Security forces came across a prison building here captives were burned alive as retreating ISIS forces razed the city they had been forced to abandon.
Meanwhile, another house of horrors featured a room full of metal cages, which were used to house anyone who disrespected the jihadist's twisted laws.
A discarded marriage document was also spotted lying on the ground, whilst another document said that songs, television programmes and films were banned in the city, where ISIS forces made women cover up completely whenever they left the house.
Most of ISIS' black flags have been torn down, but some still litter the city, with the shredded remains of the evil terror group's emblem still tainting some flagpoles.
Meanwhile, any ISIS logos marked on buildings have been sprayed over, with Iraqi military symbols daubed over the blast-marked walls instead.
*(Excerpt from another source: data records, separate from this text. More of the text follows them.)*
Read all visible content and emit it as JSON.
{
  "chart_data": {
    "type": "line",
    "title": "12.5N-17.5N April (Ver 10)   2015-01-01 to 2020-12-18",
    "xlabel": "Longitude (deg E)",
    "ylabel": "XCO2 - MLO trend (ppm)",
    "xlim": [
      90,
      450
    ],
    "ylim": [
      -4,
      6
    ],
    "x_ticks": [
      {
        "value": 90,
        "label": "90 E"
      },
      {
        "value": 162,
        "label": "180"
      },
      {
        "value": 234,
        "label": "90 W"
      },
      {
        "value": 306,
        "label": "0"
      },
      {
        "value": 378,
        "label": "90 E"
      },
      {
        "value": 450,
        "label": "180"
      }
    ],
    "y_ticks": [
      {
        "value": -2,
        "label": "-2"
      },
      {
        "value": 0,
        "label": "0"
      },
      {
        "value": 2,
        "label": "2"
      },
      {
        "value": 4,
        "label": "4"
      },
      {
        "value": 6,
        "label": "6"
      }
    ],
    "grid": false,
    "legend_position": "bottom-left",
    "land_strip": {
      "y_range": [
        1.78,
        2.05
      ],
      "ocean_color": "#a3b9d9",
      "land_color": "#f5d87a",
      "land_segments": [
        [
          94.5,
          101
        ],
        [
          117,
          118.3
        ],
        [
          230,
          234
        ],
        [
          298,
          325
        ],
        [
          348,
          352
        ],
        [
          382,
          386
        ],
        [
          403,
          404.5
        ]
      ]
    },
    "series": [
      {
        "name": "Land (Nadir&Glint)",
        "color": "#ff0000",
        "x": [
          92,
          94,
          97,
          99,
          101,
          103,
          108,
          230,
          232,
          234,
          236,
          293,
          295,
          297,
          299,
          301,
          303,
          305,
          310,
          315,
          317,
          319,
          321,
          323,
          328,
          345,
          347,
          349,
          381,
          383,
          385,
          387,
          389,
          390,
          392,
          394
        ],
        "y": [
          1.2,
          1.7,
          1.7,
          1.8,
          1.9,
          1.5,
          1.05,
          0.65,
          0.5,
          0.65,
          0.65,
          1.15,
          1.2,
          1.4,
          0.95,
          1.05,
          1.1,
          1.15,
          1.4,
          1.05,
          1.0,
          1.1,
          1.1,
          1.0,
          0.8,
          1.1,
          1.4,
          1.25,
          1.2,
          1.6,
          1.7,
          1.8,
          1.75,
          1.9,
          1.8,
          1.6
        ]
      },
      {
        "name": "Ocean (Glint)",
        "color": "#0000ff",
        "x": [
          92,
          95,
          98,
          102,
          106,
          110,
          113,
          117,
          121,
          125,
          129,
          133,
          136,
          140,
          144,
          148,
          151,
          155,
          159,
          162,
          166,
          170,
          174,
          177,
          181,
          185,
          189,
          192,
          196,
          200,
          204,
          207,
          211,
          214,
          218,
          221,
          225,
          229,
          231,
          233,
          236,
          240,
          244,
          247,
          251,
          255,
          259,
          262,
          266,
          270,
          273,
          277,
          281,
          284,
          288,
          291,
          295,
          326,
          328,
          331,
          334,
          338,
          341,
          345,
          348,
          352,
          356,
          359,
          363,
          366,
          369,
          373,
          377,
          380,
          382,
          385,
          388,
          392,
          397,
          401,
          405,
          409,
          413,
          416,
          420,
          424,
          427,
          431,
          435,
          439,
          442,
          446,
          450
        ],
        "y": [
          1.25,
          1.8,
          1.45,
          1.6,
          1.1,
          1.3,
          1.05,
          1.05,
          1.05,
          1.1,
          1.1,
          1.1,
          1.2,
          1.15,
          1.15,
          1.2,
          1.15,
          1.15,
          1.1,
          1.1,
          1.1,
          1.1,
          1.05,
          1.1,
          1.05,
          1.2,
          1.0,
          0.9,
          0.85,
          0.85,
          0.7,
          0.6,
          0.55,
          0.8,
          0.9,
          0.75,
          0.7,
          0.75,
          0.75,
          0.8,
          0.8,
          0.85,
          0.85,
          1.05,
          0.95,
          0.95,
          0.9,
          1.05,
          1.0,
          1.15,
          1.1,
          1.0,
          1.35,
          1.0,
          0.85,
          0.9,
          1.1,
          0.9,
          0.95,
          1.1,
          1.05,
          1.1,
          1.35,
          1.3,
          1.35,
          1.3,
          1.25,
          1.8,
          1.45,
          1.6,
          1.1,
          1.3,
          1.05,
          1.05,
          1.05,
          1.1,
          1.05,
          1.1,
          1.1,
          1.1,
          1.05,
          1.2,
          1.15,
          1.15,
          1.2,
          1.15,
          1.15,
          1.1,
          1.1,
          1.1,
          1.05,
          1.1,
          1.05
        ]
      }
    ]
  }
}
Car repair shops in the city had all been converted into bomb factories, where vehicles were rigged with explosives ready to be used in suicide missions.
And many of the slain terrorists behind these atrocities lie decomposing in the streets, which are strewn with rubble from recent coalition-led airstrikes.
Those who escaped shaved their beards and fled elsewhere in the country, leaving a ruined shell of a city in their wake.
But resting security forces know that, as ISIS forces continue to be beaten back, the husks of other devastated cities will need to be prised from their ever-loosening grasp.